Does branch-and-bound always achieve a globally optimal solution?

Question

I read from some references that the branch-and-bound algorithm will always obtain a globally optimal solution (not suboptimal, not local, or not approximate solution). Is that true? How to prove that?

Answer 1

The idea of branch and bound is almost close to brute force search.

We keep splitting the search space, and work on the subproblems. The bounding part of the algorithm stop us from exploring a branch only if it is proven to not consist of the optimal solution.

Since we do not discard any potential global optimal, we will find one if it exists.

Answer 2

To add to the above answer, we will always get the global optimum (not taking into account the time needed to get there).

The idea is that we try and find an integer feasible solution and search the tree if and only if the current node's fractional solution has a potential to improve the current best integer solution.

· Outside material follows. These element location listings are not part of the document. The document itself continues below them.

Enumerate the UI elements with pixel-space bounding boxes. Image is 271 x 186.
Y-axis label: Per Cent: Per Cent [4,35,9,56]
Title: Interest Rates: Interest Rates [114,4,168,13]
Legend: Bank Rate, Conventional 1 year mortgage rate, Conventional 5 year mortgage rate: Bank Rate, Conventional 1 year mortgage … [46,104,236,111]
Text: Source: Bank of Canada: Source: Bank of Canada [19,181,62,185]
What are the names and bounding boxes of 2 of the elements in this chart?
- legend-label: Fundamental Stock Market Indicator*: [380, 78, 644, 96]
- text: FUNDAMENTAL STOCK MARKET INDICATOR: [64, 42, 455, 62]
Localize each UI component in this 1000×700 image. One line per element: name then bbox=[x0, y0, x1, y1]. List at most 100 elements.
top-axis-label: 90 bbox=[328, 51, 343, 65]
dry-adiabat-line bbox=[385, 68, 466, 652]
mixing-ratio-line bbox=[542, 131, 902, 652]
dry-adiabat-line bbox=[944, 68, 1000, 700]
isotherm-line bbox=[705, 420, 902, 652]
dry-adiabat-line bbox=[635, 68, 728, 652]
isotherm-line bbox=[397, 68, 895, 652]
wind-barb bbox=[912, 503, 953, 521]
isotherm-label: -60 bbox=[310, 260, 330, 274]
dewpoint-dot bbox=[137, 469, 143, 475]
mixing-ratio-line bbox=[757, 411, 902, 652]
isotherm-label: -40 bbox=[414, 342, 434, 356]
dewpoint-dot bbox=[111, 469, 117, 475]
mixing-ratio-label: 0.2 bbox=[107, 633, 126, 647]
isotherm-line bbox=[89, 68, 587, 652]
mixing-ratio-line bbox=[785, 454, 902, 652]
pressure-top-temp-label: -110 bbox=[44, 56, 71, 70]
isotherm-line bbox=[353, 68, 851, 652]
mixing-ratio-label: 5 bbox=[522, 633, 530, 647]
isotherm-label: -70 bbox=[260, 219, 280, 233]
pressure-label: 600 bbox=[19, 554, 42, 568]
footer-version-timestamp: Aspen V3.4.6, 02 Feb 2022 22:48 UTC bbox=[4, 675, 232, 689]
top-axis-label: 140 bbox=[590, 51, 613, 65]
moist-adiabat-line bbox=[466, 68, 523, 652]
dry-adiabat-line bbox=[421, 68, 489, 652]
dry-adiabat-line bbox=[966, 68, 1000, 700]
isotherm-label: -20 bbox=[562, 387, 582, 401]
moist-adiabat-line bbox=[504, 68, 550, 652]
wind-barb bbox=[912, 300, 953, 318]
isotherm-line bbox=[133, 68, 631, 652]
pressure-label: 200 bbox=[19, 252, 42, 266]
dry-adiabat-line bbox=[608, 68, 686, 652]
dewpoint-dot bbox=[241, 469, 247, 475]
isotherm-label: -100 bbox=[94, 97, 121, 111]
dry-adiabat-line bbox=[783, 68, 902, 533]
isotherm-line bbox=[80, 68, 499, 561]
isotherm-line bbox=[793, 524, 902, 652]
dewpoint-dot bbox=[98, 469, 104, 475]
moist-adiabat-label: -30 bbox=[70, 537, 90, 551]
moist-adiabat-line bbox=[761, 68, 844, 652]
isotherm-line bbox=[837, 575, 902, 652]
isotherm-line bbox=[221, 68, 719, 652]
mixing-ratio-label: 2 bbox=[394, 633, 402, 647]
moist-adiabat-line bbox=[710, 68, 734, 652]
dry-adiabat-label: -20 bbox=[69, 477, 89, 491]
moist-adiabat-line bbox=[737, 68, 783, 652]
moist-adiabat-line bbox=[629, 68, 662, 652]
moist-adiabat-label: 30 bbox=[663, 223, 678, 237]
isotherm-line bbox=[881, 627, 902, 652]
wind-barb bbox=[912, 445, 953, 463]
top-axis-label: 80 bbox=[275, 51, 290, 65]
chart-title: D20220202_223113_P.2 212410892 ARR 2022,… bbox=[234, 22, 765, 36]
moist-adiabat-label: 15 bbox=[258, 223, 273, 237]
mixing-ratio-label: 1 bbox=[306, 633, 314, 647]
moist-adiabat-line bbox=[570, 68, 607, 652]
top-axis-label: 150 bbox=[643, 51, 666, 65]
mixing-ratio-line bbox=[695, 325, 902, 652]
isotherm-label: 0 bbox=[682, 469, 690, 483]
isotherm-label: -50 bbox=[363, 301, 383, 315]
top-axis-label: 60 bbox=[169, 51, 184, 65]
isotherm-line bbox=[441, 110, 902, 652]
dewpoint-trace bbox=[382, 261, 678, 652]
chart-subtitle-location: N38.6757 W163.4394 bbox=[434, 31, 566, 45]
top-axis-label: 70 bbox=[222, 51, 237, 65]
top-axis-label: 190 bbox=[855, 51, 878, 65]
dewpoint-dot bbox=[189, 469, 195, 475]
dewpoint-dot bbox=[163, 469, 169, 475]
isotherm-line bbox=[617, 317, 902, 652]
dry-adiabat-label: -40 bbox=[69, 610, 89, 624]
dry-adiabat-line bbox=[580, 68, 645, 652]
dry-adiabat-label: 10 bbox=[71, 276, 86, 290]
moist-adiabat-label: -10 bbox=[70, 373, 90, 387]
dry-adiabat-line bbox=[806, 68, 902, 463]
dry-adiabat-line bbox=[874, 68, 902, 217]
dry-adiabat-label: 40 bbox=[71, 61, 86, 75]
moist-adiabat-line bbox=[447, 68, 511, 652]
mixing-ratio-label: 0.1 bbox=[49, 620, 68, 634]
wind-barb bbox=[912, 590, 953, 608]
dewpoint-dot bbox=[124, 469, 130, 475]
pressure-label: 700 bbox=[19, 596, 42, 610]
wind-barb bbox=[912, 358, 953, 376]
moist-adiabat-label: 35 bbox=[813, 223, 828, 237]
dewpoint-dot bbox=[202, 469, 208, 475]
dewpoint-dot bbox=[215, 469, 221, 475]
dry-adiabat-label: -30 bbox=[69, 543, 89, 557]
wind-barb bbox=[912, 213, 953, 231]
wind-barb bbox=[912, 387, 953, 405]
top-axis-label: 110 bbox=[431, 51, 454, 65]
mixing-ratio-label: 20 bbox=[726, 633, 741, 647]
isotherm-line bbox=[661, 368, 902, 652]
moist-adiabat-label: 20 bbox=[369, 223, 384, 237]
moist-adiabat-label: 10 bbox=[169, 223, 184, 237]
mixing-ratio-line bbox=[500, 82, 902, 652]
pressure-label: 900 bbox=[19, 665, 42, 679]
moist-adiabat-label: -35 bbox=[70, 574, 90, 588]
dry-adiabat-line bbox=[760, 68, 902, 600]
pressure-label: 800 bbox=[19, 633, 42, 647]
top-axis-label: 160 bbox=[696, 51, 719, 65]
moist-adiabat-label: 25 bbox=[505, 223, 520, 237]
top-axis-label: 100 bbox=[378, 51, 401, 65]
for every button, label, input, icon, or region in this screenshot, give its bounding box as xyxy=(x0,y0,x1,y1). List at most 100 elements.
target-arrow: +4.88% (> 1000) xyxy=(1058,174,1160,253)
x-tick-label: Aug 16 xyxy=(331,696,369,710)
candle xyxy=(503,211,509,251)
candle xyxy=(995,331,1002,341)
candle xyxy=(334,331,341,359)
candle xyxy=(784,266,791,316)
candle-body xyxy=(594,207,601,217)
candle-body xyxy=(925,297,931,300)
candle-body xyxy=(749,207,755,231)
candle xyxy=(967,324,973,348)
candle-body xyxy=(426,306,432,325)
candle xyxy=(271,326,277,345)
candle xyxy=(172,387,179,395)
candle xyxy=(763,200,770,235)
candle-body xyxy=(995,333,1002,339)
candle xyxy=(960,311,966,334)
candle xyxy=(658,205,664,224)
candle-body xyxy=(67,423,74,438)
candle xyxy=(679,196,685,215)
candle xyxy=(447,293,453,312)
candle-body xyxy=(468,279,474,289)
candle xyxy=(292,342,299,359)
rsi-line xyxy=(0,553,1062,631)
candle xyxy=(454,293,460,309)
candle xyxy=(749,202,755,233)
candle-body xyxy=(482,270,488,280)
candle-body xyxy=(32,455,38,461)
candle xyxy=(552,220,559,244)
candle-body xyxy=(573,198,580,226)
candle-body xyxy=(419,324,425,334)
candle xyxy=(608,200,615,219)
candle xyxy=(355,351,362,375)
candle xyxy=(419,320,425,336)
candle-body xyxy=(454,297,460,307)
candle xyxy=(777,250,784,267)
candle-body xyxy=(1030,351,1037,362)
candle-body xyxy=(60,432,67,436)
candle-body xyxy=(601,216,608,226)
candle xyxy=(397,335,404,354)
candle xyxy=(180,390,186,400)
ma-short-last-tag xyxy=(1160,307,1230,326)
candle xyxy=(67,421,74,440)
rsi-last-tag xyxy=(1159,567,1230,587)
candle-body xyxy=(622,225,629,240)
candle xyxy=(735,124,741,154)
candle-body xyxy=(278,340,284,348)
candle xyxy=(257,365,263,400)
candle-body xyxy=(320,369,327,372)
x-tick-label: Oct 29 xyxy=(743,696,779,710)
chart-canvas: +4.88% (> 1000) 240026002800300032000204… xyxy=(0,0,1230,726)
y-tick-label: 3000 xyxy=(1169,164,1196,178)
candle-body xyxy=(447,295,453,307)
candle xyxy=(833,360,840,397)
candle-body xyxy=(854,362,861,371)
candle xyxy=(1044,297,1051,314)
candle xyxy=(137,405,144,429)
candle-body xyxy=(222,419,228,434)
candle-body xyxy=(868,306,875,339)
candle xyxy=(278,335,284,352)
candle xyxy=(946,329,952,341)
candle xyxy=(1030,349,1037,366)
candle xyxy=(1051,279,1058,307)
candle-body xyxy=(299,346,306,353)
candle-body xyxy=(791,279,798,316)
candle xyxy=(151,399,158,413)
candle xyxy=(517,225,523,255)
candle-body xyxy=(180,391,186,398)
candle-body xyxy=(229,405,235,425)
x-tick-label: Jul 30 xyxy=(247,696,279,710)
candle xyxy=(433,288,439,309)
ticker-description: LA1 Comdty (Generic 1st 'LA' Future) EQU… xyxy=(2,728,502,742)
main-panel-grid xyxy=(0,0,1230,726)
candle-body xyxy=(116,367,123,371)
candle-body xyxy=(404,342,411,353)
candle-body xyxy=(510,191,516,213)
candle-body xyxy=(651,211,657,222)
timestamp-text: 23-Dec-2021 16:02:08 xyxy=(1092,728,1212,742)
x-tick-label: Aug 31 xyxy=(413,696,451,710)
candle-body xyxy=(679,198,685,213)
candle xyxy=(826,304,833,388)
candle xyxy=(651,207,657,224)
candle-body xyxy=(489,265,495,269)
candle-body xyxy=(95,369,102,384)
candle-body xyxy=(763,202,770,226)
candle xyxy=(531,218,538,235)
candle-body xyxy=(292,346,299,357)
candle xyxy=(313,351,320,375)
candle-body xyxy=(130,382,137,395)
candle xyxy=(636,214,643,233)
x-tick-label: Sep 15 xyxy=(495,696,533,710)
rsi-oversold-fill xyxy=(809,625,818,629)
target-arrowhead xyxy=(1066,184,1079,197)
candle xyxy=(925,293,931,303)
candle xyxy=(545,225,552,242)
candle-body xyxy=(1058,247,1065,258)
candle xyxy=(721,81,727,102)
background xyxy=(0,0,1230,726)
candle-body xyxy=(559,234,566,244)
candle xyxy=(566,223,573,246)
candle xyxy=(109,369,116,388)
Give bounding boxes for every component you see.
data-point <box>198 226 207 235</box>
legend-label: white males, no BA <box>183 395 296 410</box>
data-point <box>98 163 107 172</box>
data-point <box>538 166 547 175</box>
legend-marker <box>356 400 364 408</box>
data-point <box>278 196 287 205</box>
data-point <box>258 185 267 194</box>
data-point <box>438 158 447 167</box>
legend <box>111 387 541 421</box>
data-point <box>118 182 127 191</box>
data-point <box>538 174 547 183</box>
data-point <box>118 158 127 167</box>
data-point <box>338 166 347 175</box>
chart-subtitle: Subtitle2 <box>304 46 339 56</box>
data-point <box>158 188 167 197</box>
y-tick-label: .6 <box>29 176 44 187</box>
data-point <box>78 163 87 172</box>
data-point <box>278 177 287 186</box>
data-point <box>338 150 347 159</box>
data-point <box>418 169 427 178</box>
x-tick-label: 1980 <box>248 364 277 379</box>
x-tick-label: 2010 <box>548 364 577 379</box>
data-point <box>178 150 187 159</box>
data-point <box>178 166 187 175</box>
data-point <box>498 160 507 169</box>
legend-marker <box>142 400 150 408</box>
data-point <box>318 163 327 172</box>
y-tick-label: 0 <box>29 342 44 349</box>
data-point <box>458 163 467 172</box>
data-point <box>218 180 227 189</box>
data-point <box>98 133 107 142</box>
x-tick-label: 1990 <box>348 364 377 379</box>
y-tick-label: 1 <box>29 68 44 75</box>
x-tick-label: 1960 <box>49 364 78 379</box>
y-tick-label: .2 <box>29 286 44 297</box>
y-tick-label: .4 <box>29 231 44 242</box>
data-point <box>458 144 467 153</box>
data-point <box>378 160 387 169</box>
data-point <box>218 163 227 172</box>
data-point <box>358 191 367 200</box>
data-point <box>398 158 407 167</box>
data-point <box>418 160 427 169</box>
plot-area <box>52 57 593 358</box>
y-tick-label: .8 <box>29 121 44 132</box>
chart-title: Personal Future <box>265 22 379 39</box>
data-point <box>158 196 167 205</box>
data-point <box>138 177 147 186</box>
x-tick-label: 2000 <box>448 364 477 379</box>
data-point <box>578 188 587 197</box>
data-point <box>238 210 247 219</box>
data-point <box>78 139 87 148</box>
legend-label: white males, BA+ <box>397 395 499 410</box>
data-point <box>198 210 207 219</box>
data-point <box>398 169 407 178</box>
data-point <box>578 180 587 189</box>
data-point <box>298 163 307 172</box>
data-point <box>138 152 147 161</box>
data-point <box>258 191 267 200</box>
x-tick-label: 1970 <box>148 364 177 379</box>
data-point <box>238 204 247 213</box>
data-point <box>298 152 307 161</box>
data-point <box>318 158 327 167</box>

If it can't yield a better integer solution (current node's fractional solution is worse than the best integer solution), there is no need to continue exploring past the current node, as adding boundary constraints will necessary worsen the solution.

If it can yield a better integer solution (if the current node's fractional solution is better than the current best integer solution), we continue branching until we either find a better integer solution, the problem becomes infeasible or the fractional solution can no longer improve on the current best integer solution.

This means that we can think of it as looking at all of the possible solutions which have the potential to improve on the current solution.

As other commenters noted, we can think of it as a smart brute force algorithm.